Flying out to California on New Year’s Eve this past year, I came across a movie called The Big Short. It was made in 2015 and pulls off the challenging task of depicting a complex financial meltdown brought about by a largely unsympathetic cast of characters. Creative storytelling and editing keep the audience from getting overwhelmed by jargon — Margot Robbie’s cameo being the best known example.
The chain of events that caused Lehman Brothers and Bear Sterns to wink out of existing could have happened at any time. It was brought about by dishonesty, fraud, and fear. However, the nexus of subprime risk and the so-called “housing bubble” in the US and Europe predated those events by at least six years.
This brings us to the question of whether we are in a stock bubble right now. Let’s just say that after a brief downturn at the beginning of the year, we’ve been seeing new index records almost daily. Problem is, most of those gains have been concentrated in just seven stocks. Seems like classic lemming behavior to me.
It is very striking to me that with one exception (NVDA, the AI darling) all of the Magnificent Seven are household names.

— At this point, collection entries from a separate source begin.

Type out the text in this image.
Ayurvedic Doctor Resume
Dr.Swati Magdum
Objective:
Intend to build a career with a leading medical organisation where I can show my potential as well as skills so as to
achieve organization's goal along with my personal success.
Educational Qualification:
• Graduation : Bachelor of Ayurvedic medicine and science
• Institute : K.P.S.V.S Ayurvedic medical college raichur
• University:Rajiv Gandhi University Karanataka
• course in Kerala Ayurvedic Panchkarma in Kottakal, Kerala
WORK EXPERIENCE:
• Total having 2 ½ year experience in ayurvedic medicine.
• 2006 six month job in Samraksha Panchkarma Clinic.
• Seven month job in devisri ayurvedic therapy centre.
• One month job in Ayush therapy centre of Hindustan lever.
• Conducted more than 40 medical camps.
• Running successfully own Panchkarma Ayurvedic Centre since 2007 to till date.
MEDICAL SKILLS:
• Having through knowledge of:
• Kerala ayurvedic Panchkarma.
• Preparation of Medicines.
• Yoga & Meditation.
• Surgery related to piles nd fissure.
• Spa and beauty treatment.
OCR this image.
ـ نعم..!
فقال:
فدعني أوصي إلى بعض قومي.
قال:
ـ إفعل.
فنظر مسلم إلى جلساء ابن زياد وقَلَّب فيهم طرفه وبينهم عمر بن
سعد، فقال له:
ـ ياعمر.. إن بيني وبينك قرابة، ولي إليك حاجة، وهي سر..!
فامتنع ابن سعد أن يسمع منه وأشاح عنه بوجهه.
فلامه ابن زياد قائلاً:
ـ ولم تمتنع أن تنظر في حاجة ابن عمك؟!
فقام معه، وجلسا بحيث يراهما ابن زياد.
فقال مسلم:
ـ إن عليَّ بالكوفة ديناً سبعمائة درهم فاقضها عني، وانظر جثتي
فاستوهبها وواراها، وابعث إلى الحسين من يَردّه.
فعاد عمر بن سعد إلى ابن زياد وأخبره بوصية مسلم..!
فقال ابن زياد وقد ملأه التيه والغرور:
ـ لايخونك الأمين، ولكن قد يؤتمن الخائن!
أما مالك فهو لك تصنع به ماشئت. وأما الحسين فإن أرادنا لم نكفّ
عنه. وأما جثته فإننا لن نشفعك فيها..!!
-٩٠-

Seems like classic lemming behavior to me. Come on — do people really think that META is going to innovate its way into massive new arenas for growth? The stock is popular because people know who Mark Zuckerberg is and have a Facebook account somewhere that they may or may not check. Ditto with Elon Musk and TSLA.
Problem is, popularity is not quite the same as value. Things like quarterly returns and EPS actually do bear some casual and glancing relationship to stocks’ long-term performance. I would not necessarily encourage casual investors to abandon index funds — but they may want to take a careful look at the relative proportions of holdings. With that said, if you are investing funds you can afford to lose, there is plenty of opportunity in the short term.